Here is my code; it is a function within a django model which holds the url to the file to be processed (input_file):
def create_data_source_from_s3(self):
attributes = []
attribute = { "fieldName": "Var1", "fieldType": "CATEGORICAL" }
attributes.append(attribute)
attribute = { "fieldName": "Var2", "fieldType": "CATEGORICAL" }
attributes.append(attribute)
attribute = { "fieldName": "Var3", "fieldType": "NUMERIC" }
attributes.append(attribute)
attribute = { "fieldName": "Var4", "fieldType": "CATEGORICAL" }
attributes.append(attribute)
attribute = { "fieldName": "Var5", "fieldType": "CATEGORICAL" }
attributes.append(attribute)
attribute = { "fieldName": "Var6", "fieldType": "CATEGORICAL" }
attributes.append(attribute)
dataSchema = {}
dataSchema['version'] = '1.0'
dataSchema['dataFormat'] = 'CSV'
dataSchema['attributes'] = attributes
dataSchema["targetFieldName"] = "Var6"
dataSchema["dataFileContainsHeader"] = True,
json_data = json.dumps(dataSchema)
client = boto3.client('machinelearning', region_name=settings.region, aws_access_key_id=settings.aws_access_key_id, aws_secret_access_key=settings.aws_secret_access_key)
#create a datasource
return client.create_data_source_from_s3(
DataSourceId=self.input_file.name,
DataSourceName=self.input_file.name,
DataSpec={
'DataLocationS3': 's3://' + settings.AWS_S3_BUCKET_NAME + '/' + self.input_file.name,
'DataSchema': json_data,
},
ComputeStatistics=True
)
Any ideas what I'm doing wrong?
Upvotes: 0
Views: 257
Reputation: 10101
Remove the comma
dataSchema["dataFileContainsHeader"] = True,
This is causing Python to think that you are adding a tuple.

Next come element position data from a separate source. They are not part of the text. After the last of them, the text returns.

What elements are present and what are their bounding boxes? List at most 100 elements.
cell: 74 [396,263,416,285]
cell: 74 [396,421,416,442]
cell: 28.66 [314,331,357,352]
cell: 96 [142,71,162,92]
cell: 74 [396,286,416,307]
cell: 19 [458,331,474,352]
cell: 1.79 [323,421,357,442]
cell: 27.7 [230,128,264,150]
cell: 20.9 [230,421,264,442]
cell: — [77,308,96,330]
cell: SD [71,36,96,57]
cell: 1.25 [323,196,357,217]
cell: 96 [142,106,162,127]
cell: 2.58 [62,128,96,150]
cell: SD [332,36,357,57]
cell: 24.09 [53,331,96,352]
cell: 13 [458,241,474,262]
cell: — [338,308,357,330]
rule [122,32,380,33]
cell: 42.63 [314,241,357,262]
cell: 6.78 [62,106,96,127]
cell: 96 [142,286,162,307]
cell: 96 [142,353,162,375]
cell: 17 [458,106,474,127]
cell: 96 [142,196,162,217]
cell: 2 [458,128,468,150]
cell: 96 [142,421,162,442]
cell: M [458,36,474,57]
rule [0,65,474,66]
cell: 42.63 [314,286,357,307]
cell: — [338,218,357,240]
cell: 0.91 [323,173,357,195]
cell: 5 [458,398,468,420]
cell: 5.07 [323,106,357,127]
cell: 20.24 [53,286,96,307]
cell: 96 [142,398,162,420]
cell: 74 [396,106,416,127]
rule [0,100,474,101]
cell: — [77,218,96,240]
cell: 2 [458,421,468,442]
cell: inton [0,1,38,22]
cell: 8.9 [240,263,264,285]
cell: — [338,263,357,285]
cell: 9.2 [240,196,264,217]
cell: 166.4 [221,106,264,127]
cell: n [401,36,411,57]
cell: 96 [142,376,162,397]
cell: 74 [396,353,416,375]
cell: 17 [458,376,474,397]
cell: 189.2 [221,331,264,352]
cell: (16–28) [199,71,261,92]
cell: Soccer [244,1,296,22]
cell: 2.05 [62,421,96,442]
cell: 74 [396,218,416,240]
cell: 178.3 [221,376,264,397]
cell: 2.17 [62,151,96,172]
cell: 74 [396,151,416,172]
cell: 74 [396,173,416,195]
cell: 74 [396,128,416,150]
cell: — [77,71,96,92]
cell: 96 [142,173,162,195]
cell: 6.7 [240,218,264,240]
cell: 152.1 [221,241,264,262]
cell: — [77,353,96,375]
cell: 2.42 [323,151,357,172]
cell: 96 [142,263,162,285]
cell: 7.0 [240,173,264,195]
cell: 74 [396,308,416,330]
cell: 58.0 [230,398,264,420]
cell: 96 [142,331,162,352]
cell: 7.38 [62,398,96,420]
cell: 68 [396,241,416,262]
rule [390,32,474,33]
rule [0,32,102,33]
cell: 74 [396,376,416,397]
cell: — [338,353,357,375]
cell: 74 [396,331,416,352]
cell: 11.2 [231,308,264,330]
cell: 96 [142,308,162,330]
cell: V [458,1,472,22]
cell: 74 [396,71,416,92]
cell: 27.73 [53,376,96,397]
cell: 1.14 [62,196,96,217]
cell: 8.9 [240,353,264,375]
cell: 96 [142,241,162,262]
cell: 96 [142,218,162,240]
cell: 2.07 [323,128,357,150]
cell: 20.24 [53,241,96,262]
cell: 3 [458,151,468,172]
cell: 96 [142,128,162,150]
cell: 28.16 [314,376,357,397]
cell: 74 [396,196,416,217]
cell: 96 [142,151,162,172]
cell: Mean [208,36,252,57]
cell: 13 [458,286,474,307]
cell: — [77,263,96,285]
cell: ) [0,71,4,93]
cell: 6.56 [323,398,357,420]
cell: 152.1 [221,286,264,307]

So your dataSchema actually contains (True, )
and your output looks like this
{"dataFileContainsHeader": [true], "attributes": [{"fieldName": "Var1", "fieldType": "CATEGORICAL"}, {"fieldName": "Var2", "fieldType": "CATEGORICAL"}, {"fieldName": "Var3", "fieldType": "NUMERIC"}, {"fieldName": "Var4", "fieldType": "CATEGORICAL"}, {"fieldName": "Var5", "fieldType": "CATEGORICAL"}, {"fieldName": "Var6", "fieldType": "CATEGORICAL"}], "version": "1.0", "dataFormat": "CSV", "targetFieldName": "Var6"}
AWS is instead expecting something like this
"dataFileContainsHeader": true
Upvotes: 2